Recent Reflection on Logotherapy: Recently, I have been thinking through the similarities between Viktor Frankl’s Logotherapy and a biblical worldview. I am convinced that it is one of the more Gospel-friendly contributions of Modern Psychology in the last 100 years and can be appropriated within Christian ministerial and pedagogical contexts if done with wisdom and discernment. I have just finished writing an article on the topic. Here is an excerpt:
What I have always appreciated and find interesting from a Christian perspective are the three ways that human beings can find meaning according to Frankl. It does not take more than a glance to see how well they align with a biblical worldview: (1) By creating a work or doing a deed, (2) By experiencing something or encountering someone, (c) By the attitude we take toward unavoidable suffering. In his own terms, the first is the way of “achievement and accomplishment” (Frankl, 1984, p. 115). This is obvious enough and Frankl says so.
For the second way, Frankl writes that one can find meaning by “experiencing something—such as goodness, truth and beauty—by experiencing nature and culture or, last but not least, by experiencing another human being in his very uniqueness—by loving him” (1984, p. 115). It is here that Frankl discusses love—and sex within the context of love—in more detail. Frankl makes it clear that love is to precede sex. Love enables us to “grasp another human being in the innermost core of his personality” and actually be part of “[enabling] the beloved person to actualize these potentialities” (1984, p. 116). Due to the primacy of love as a means of finding meaning, sex is not reduced to an act of pleasure, but rather, it takes on a more noble distinction as an important mode, or “vehicle,” for communicating that “ultimate togetherness which is called love” (Frankl, 1984, p. 116). While Frankl does not specify that marriage between a man and a woman is the context for sex, the view that sex is intended to be a vehicle of love and not a mere means for experiencing pleasure can be easily integrated into a biblical worldview and help provide students with a rich, nuanced, and biblical view of sex as opposed to a moral code simply telling them what to do or not to do.
C.S. Lewis in the Introduction to a Book for Christians: I am currently reading C.S. Lewis’ Reflections on the Psalms.

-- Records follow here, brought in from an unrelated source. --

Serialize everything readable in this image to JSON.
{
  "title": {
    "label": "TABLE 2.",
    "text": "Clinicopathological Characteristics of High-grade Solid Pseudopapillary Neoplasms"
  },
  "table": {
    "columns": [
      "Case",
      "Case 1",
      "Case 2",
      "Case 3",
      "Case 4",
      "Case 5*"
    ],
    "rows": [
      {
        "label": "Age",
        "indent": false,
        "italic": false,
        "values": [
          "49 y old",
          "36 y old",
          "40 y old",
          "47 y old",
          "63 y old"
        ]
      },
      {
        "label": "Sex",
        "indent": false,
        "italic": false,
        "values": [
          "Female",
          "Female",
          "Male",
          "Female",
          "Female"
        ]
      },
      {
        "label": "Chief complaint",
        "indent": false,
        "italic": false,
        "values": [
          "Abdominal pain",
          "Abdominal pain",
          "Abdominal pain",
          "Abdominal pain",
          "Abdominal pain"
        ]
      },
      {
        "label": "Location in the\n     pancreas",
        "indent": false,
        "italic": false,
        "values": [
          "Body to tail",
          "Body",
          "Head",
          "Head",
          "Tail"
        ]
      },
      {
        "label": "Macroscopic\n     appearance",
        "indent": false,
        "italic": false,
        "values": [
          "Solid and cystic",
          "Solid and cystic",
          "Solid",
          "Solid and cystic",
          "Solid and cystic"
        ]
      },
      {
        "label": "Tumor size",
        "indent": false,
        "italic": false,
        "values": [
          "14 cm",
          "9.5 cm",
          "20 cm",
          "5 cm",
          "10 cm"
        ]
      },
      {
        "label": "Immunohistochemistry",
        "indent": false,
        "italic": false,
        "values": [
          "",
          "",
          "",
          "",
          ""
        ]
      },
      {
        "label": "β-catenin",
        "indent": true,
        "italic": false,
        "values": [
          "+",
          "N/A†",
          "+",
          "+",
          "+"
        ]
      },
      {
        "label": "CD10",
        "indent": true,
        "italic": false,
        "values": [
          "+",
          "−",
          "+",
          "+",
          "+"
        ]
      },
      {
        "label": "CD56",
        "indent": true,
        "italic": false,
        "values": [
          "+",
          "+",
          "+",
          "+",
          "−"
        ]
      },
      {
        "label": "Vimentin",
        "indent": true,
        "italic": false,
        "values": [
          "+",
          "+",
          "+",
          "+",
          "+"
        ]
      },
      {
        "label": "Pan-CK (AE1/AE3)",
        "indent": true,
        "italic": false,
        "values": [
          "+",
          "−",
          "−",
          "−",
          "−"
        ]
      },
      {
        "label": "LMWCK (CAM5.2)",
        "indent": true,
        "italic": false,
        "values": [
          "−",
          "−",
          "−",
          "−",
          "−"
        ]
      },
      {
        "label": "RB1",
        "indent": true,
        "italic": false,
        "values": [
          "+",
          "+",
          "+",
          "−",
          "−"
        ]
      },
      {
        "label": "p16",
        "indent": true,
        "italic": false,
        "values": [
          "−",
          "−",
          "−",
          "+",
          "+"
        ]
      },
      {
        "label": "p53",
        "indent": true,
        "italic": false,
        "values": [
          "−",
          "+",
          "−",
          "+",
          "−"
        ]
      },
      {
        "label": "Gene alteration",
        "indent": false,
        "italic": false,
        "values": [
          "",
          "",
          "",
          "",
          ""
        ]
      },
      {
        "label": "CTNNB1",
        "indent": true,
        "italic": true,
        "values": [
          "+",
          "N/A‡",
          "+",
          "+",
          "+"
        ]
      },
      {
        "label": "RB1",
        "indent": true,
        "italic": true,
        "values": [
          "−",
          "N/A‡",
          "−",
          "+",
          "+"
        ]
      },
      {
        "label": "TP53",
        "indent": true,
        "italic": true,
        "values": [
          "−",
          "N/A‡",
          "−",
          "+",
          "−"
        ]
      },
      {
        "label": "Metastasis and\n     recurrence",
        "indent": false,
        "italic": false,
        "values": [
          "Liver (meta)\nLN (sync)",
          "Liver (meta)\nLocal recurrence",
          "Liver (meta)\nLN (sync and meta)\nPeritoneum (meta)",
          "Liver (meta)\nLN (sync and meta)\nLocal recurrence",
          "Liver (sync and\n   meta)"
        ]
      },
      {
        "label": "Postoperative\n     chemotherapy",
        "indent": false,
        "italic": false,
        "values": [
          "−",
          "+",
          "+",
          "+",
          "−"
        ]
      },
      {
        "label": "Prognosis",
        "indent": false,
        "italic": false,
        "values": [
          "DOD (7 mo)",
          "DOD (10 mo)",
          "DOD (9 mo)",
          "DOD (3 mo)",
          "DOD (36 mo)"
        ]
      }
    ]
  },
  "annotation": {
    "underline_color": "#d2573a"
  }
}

Unlike Mere Christianity, The Problem of Pain, Miracles, and so many other books, this book on Psalms is written for those who have already chosen to follow Christ (like The Screwtape Letters to some degree). In the Introduction, Lewis writes one of my favorite lines that he penned anywhere: “A man can’t be always defending the truth; there must be a time to feed on it.” I find this line to be so powerful, inspiring, and challenging.